Sono confortanti, invece, i dati sin ad ora raccolti sul numero di aziende certificate che presentano istanze di esonero contributivo all’ INPS . Prima della fine del 2022, nel pieno rispetto dei tempi stabiliti per legge, erano stati portati a termine gli adempimenti che hanno consentito in tempi anticipati l’avvio dell’operatività del progetto, con l'obiettivo dell’ottenimento della certificazione da parte di almeno 800imprese, di cui almeno 450 di dimensioni micro, piccole e medie entro giugno 2026. A oggi queste previsioni sembrano rispettate con 21 organismi di certificazione accreditati e 346 richieste pervenute all' INPS. ( Circ. n. 137 del 27.12.2023 ).

Certificazione : un metodo da migliorare 

In un suo recente articolo dal titolo “ Certificare la parità “, la Consigliera del CNEL Livia Ricciardi ha fatto alcune interessanti proposte di integrazioni e correttivi per la certificazione. 

In primis è stata rimarcata la necessità di valorizzare il ruolo delle organizzazioni sindacali nel processo di certificazione, anche in un’ottica di maggiore sensibilizzazione alle tematiche della parità. 

Il mancato confronto con le organizzazioni sindacali e datoriali, oltre al mancato coinvolgimento del tavolo di lavoro permanente, hanno determinato secondo la consigliera alcune incongruenze nell’individuazione dei KPI del Documento UNI, oltre a criticità di metodo. 

Per quanto riguarda il metodo, i cambiamenti culturali e le scelte organizzative richieste dal sistema di certificazione della parità di genere rendono imprescindibile il ruolo della contrattazione e questo è stato un primo elemento mancante durante la prima fase di attuazione. 

Per questo motivo rappresentanti CGIL ; CISL e UIL hanno sollecitato correttivi e integrazioni. Ad esempio, è stato chiesto di prevedere come prerequisito esplicito l’applicazione, da parte dell’azienda, di un CCNL stipulato dalle organizzazioni sindacali comparativamente più rappresentative e di includere passaggi con le rappresentanze interne nel percorso di adeguamento aziendale, immaginando un percorso partecipativo e condiviso che si possa concludere con un accordo sindacale. 

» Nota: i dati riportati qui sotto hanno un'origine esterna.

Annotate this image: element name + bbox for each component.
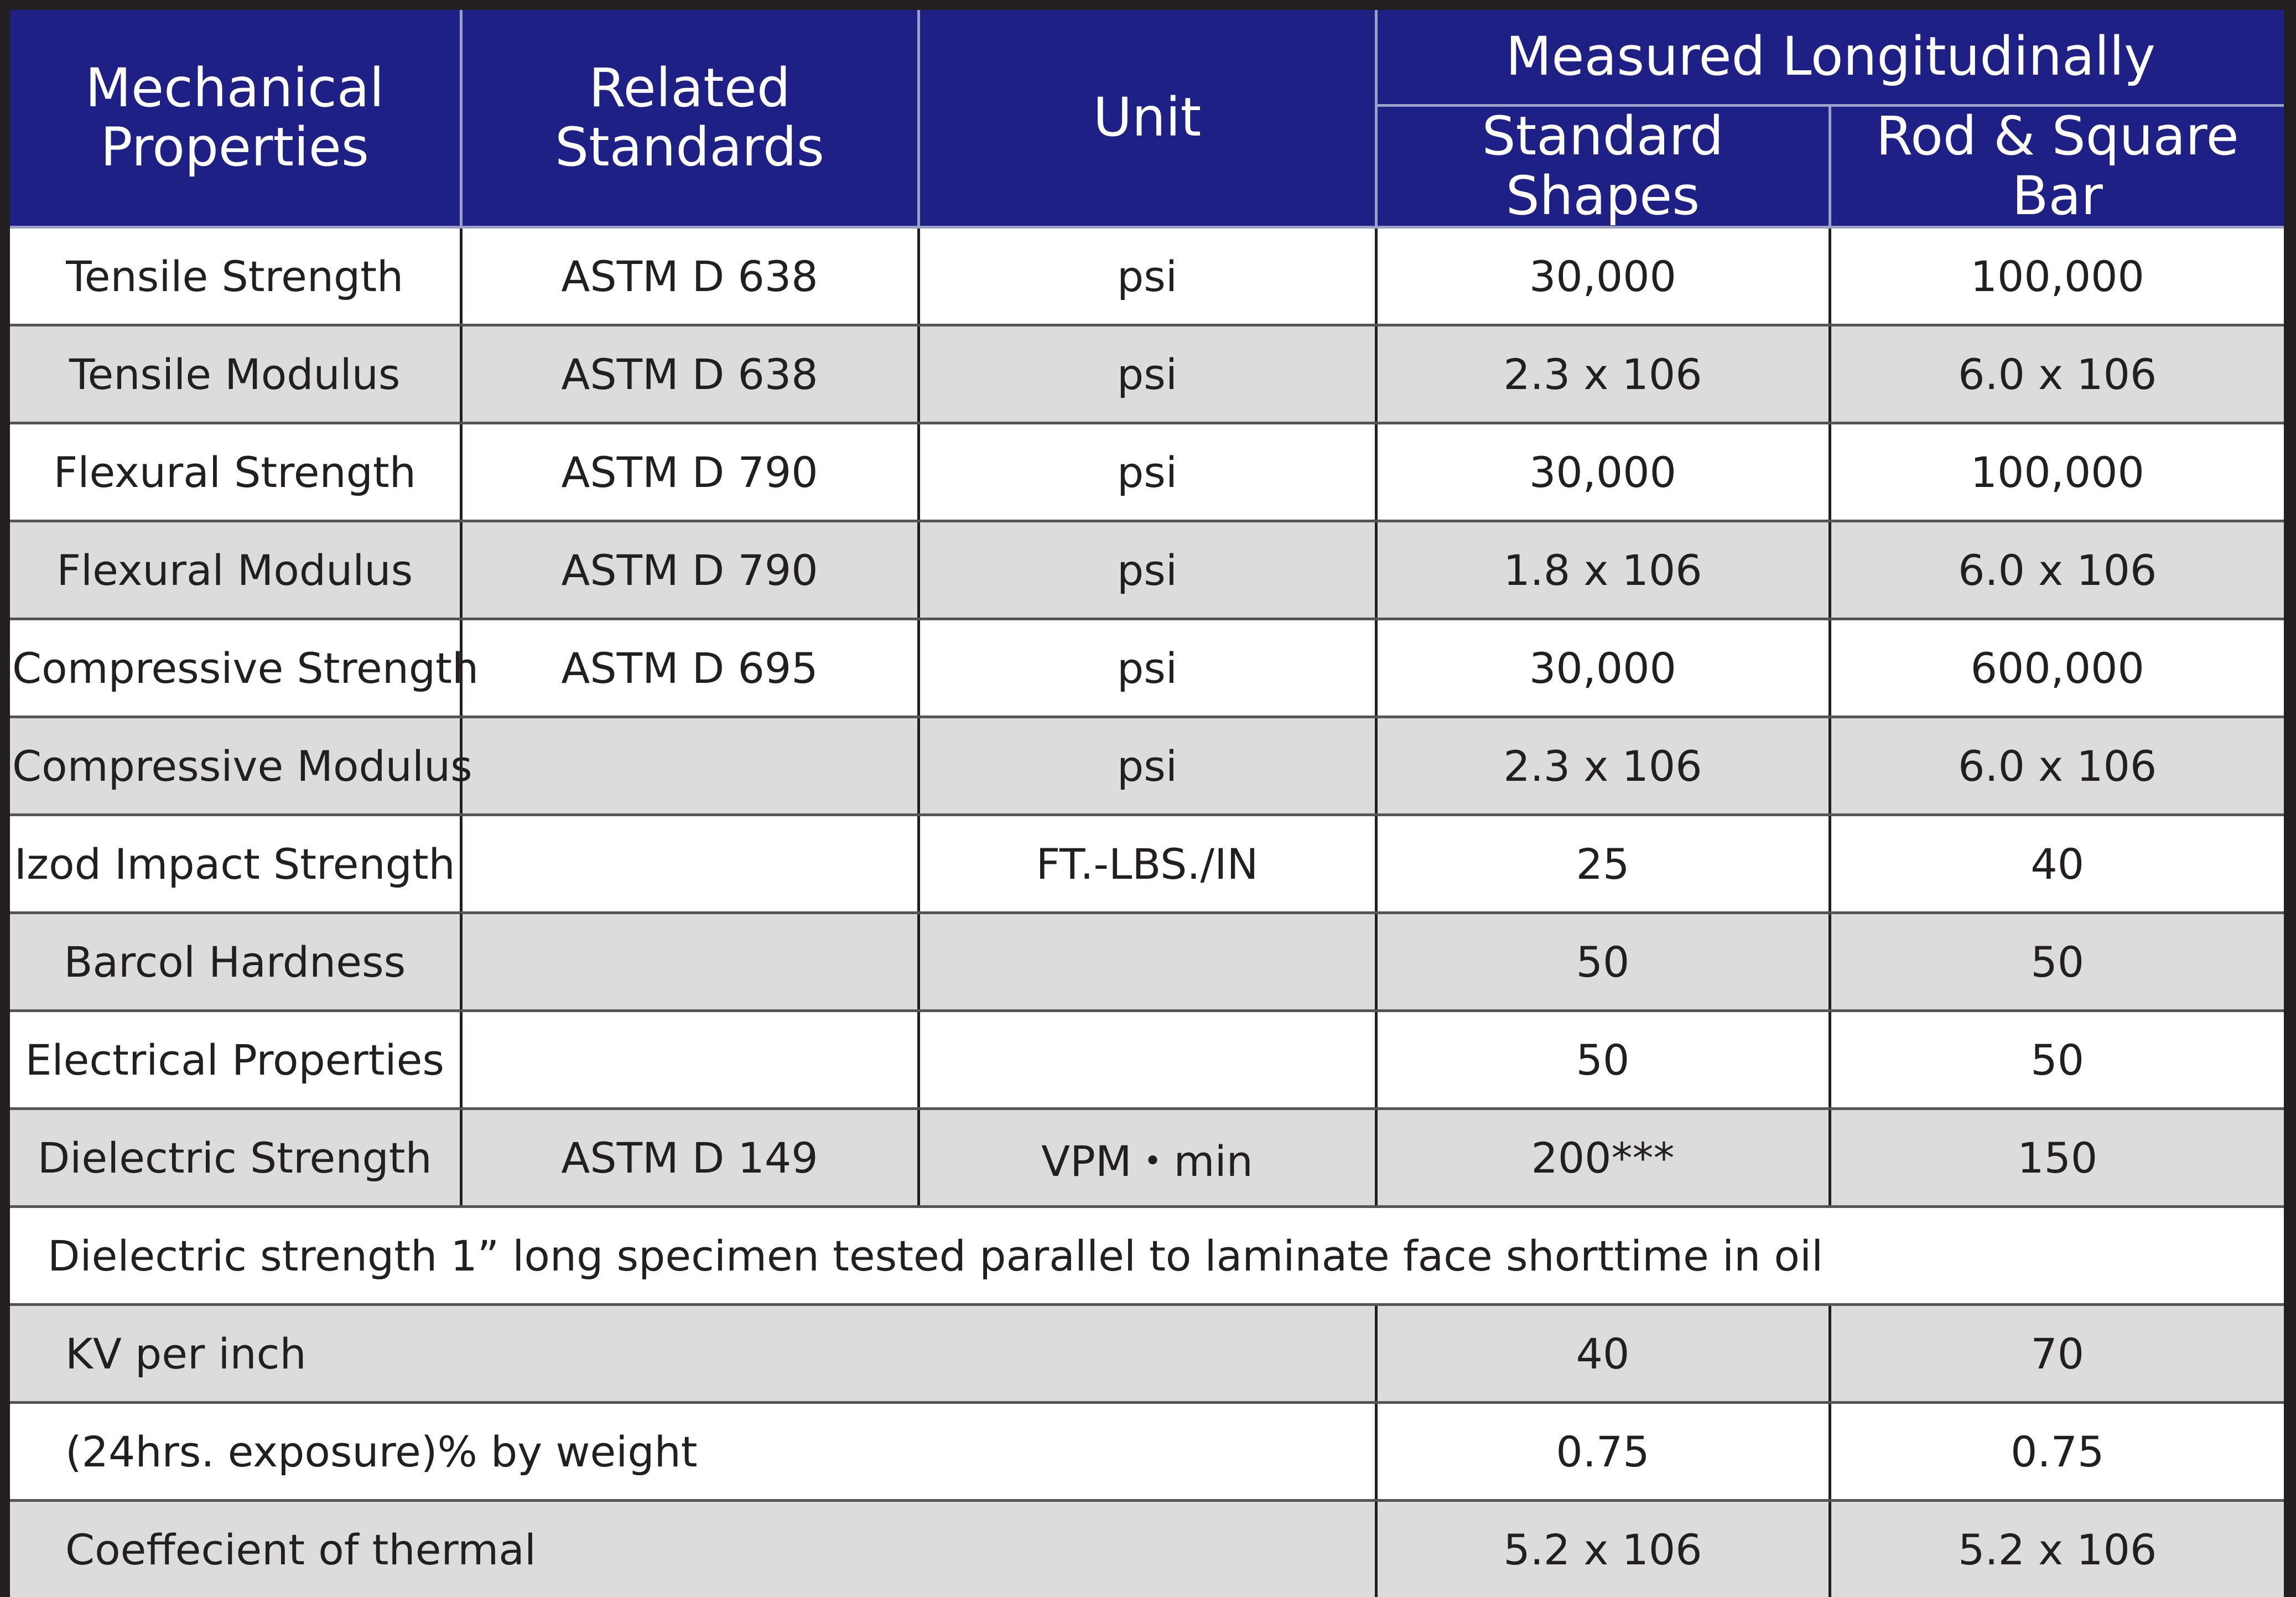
note-row: Dielectric strength 1” long specimen tes… — [10, 1206, 2284, 1306]
unit-cell: psi — [918, 227, 1378, 327]
standard-shapes-cell: 0.75 — [1376, 1402, 1831, 1502]
table-row: Electrical Properties 50 50 — [10, 1010, 2284, 1111]
rod-square-bar-cell: 70 — [1830, 1304, 2284, 1404]
table-row: Compressive Modulus psi 2.3 x 106 6.0 x … — [10, 717, 2284, 817]
rod-square-bar-cell: 0.75 — [1830, 1402, 2284, 1502]
unit-cell: psi — [918, 619, 1378, 719]
standard-cell: ASTM D 149 — [461, 1108, 920, 1209]
standard-shapes-cell: 5.2 x 106 — [1376, 1500, 1831, 1597]
property-cell: Tensile Modulus — [10, 325, 463, 425]
standard-shapes-cell: 200*** — [1376, 1108, 1831, 1209]
header-row-top: Mechanical Properties Related Standards … — [10, 10, 2284, 229]
unit-cell: VPM・min — [918, 1108, 1378, 1209]
rod-square-bar-cell: 100,000 — [1830, 423, 2284, 523]
header-measured-longitudinally: Measured Longitudinally — [1376, 10, 2284, 107]
property-cell: Izod Impact Strength — [10, 815, 463, 915]
standard-cell — [461, 912, 920, 1013]
table-row: Tensile Modulus ASTM D 638 psi 2.3 x 106… — [10, 325, 2284, 425]
property-cell: Compressive Modulus — [10, 717, 472, 817]
standard-shapes-cell: 30,000 — [1376, 423, 1831, 523]
table-row: Compressive Strength ASTM D 695 psi 30,0… — [10, 619, 2284, 719]
rod-square-bar-cell: 100,000 — [1830, 227, 2284, 327]
extra-label-cell: (24hrs. exposure)% by weight — [10, 1402, 1378, 1502]
standard-shapes-cell: 50 — [1376, 1010, 1831, 1111]
table-row: Dielectric Strength ASTM D 149 VPM・min 2… — [10, 1108, 2284, 1209]
rod-square-bar-cell: 150 — [1830, 1108, 2284, 1209]
standard-cell: ASTM D 638 — [461, 325, 920, 425]
standard-shapes-cell: 30,000 — [1376, 619, 1831, 719]
unit-cell: psi — [918, 717, 1378, 817]
table-row: Tensile Strength ASTM D 638 psi 30,000 1… — [10, 227, 2284, 327]
property-cell: Flexural Modulus — [10, 521, 463, 621]
rod-square-bar-cell: 6.0 x 106 — [1830, 717, 2284, 817]
property-cell: Dielectric Strength — [10, 1108, 463, 1209]
table-row: Flexural Strength ASTM D 790 psi 30,000 … — [10, 423, 2284, 523]
rod-square-bar-cell: 40 — [1830, 815, 2284, 915]
property-cell: Compressive Strength — [10, 619, 479, 719]
table-row: Coeffecient of thermal 5.2 x 106 5.2 x 1… — [10, 1500, 2284, 1597]
unit-cell: psi — [918, 521, 1378, 621]
standard-cell — [461, 1010, 920, 1111]
standard-shapes-cell: 50 — [1376, 912, 1831, 1013]
header-row-sub: Standard Shapes Rod & Square Bar — [10, 105, 2284, 229]
standard-shapes-cell: 30,000 — [1376, 227, 1831, 327]
unit-cell: psi — [918, 423, 1378, 523]
table-row: Flexural Modulus ASTM D 790 psi 1.8 x 10… — [10, 521, 2284, 621]
unit-cell: FT.-LBS./IN — [918, 815, 1378, 915]
properties-table-frame: Mechanical Properties Related Standards … — [10, 10, 2284, 1597]
table-row: (24hrs. exposure)% by weight 0.75 0.75 — [10, 1402, 2284, 1502]
dielectric-note: Dielectric strength 1” long specimen tes… — [10, 1206, 2284, 1306]
header-mechanical-properties: Mechanical Properties — [10, 10, 463, 229]
standard-shapes-cell: 25 — [1376, 815, 1831, 915]
standard-cell — [461, 815, 920, 915]
table-row: Izod Impact Strength FT.-LBS./IN 25 40 — [10, 815, 2284, 915]
standard-cell: ASTM D 695 — [461, 619, 920, 719]
mechanical-properties-table: Mechanical Properties Related Standards … — [10, 10, 2284, 1597]
standard-cell: ASTM D 790 — [461, 423, 920, 523]
standard-cell: ASTM D 638 — [461, 227, 920, 327]
standard-cell — [461, 717, 920, 817]
header-standard-shapes: Standard Shapes — [1376, 105, 1831, 229]
property-cell: Electrical Properties — [10, 1010, 463, 1111]
unit-cell: psi — [918, 325, 1378, 425]
standard-shapes-cell: 40 — [1376, 1304, 1831, 1404]
extra-label-cell: KV per inch — [10, 1304, 1378, 1404]
table-row: KV per inch 40 70 — [10, 1304, 2284, 1404]
extra-label-cell: Coeffecient of thermal — [10, 1500, 1378, 1597]
rod-square-bar-cell: 5.2 x 106 — [1830, 1500, 2284, 1597]
property-cell: Barcol Hardness — [10, 912, 463, 1013]
header-rod-square-bar: Rod & Square Bar — [1830, 105, 2284, 229]
standard-shapes-cell: 2.3 x 106 — [1376, 717, 1831, 817]
header-related-standards: Related Standards — [461, 10, 920, 229]
rod-square-bar-cell: 50 — [1830, 1010, 2284, 1111]
unit-cell — [918, 1010, 1378, 1111]
unit-cell — [918, 912, 1378, 1013]
rod-square-bar-cell: 600,000 — [1830, 619, 2284, 719]
standard-shapes-cell: 1.8 x 106 — [1376, 521, 1831, 621]
rod-square-bar-cell: 50 — [1830, 912, 2284, 1013]
standard-shapes-cell: 2.3 x 106 — [1376, 325, 1831, 425]
header-unit: Unit — [918, 10, 1378, 229]
table-row: Barcol Hardness 50 50 — [10, 912, 2284, 1013]
rod-square-bar-cell: 6.0 x 106 — [1830, 325, 2284, 425]
property-cell: Flexural Strength — [10, 423, 463, 523]
standard-cell: ASTM D 790 — [461, 521, 920, 621]
property-cell: Tensile Strength — [10, 227, 463, 327]
rod-square-bar-cell: 6.0 x 106 — [1830, 521, 2284, 621]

Osservazioni sono state presentate anche nel merito dei singoli indicatori. Una delle perplessità emerse riguarda gli indicatori relativi alle misure di conciliazione vita-lavoro, centrati quasi esclusivamente sui periodi di maternità-paternità (fruizione congedi, rientro). Viene infatti rilevato come il tema della conciliazione è più ampio e andrebbe affrontato con una organizzazione del lavoro flessibile che venga incontro alle esigenze di lavoratrici e lavoratori in tutte le fasi di vita, con la condivisione dei compiti di cura. 

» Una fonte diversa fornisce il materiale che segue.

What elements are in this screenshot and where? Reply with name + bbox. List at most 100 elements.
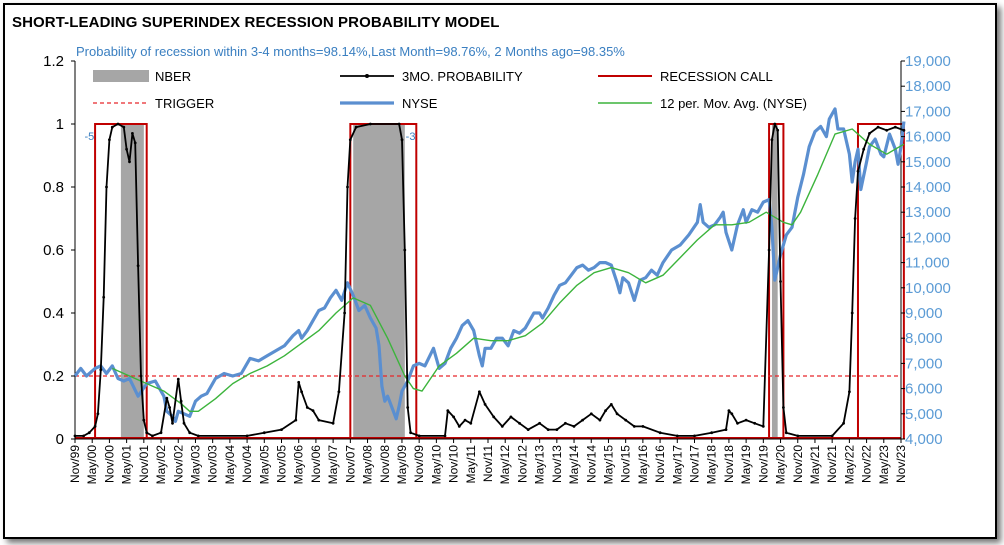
left-axis-tick-label-1: 0 [56,431,64,448]
probability-point-49 [403,248,407,252]
probability-point-80 [658,431,662,435]
probability-point-50 [406,406,410,409]
x-axis-tick-label-20: May/09 [395,445,409,485]
probability-point-21 [151,434,154,438]
probability-point-71 [581,418,584,422]
x-axis-tick-label-1: Nov/99 [68,445,82,483]
probability-point-68 [555,428,559,431]
nber-recession-bar-1 [120,124,144,439]
probability-point-12 [122,125,126,129]
x-axis-tick-label-10: May/04 [223,445,237,485]
probability-point-54 [446,409,450,412]
legend-3-label: RECESSION CALL [660,69,773,84]
probability-point-45 [354,125,358,129]
right-axis-tick-label-6: 9,000 [905,305,943,322]
x-axis-tick-label-19: Nov/08 [378,445,392,483]
x-axis-tick-label-33: Nov/15 [619,445,633,483]
x-axis-tick-label-21: Nov/09 [412,445,426,483]
probability-point-52 [417,434,421,438]
probability-point-4 [93,425,97,428]
probability-point-37 [305,406,309,409]
probability-point-96 [782,406,785,409]
legend-1-swatch [93,70,149,82]
x-axis-tick-label-11: Nov/04 [240,445,254,483]
x-axis-tick-label-31: Nov/14 [584,445,598,483]
probability-point-74 [604,409,607,412]
x-axis-tick-label-29: Nov/13 [550,445,564,483]
right-axis-tick-label-9: 12,000 [905,229,951,246]
probability-point-67 [546,428,550,431]
x-axis-tick-label-40: May/19 [739,445,753,485]
x-axis-tick-label-39: Nov/18 [722,445,736,483]
x-axis-tick-label-24: May/11 [464,445,478,484]
probability-point-1 [73,434,77,438]
probability-point-43 [346,185,349,189]
x-axis-tick-label-38: May/18 [705,445,719,485]
probability-point-62 [500,425,504,428]
probability-point-73 [598,418,602,422]
probability-point-38 [311,409,315,412]
probability-point-31 [245,434,249,438]
probability-point-32 [262,431,266,435]
probability-point-81 [675,434,679,438]
probability-point-90 [761,425,765,428]
x-axis-tick-label-42: May/20 [774,445,788,485]
probability-point-56 [457,425,461,428]
x-axis-tick-label-43: Nov/20 [791,445,805,483]
x-axis-tick-label-25: Nov/11 [481,445,495,482]
x-axis-tick-label-22: May/10 [429,445,443,485]
probability-point-75 [609,403,613,406]
probability-point-66 [538,421,541,425]
probability-point-98 [796,434,800,438]
probability-point-65 [526,428,530,431]
probability-point-7 [102,295,106,299]
probability-point-15 [131,132,134,135]
right-axis-tick-label-8: 11,000 [905,255,950,272]
recession-call-period-3 [768,123,785,439]
probability-point-63 [509,415,513,419]
probability-point-42 [343,311,346,315]
probability-point-44 [348,138,352,142]
probability-point-89 [753,421,757,425]
probability-point-18 [139,374,143,378]
probability-point-77 [624,418,628,422]
probability-point-91 [767,248,771,252]
recession-call-period-4 [856,123,905,439]
probability-point-61 [492,415,496,419]
probability-point-23 [165,396,169,400]
probability-point-82 [693,434,696,438]
legend-6-label: 12 per. Mov. Avg. (NYSE) [660,96,807,111]
probability-point-102 [850,311,854,315]
x-axis-tick-label-17: Nov/07 [343,445,357,483]
probability-point-100 [842,421,845,425]
probability-point-83 [710,431,714,435]
probability-point-25 [171,421,174,425]
probability-point-39 [317,418,321,422]
probability-point-8 [105,185,108,189]
probability-point-40 [331,421,335,425]
probability-point-64 [518,421,521,425]
chart-subtitle: Probability of recession within 3-4 mont… [76,44,625,59]
probability-point-108 [885,128,889,132]
probability-point-26 [176,377,180,381]
recession-call-period-1 [94,123,148,439]
probability-point-53 [443,434,447,438]
right-axis-tick-label-15: 18,000 [905,78,951,95]
x-axis-tick-label-45: Nov/21 [825,445,839,483]
x-axis-tick-label-12: May/05 [257,445,271,485]
x-axis-tick-label-18: May/08 [361,445,375,485]
legend-2-label: 3MO. PROBABILITY [402,69,523,84]
x-axis-tick-label-15: Nov/06 [309,445,323,483]
left-axis-tick-label-7: 1.2 [43,53,64,70]
x-axis-tick-label-5: Nov/01 [137,445,151,483]
probability-point-11 [116,122,120,126]
x-axis-tick-label-44: May/21 [808,445,822,485]
probability-point-36 [300,390,303,394]
probability-point-57 [463,418,467,422]
probability-point-76 [615,412,619,416]
probability-point-16 [133,141,137,145]
probability-point-94 [776,128,780,132]
right-axis-tick-label-2: 5,000 [905,406,943,423]
right-axis-tick-label-1: 4,000 [905,431,943,448]
probability-point-29 [188,431,192,435]
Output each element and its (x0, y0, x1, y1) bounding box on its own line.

Senza questo passaggio le donne, continueranno ad essere vittime di una cultura del lavoro che spesso formalmente non opera discriminazioni, ma che introietta dinamiche indirettamente discriminatorie. Continueranno a tirarsi indietro su straordinari, trasferte, incarichi extra, e continueranno a chiedere il part time, subendo come conseguenza le discriminazioni salariali, paradossalmente in piena “legittimità”.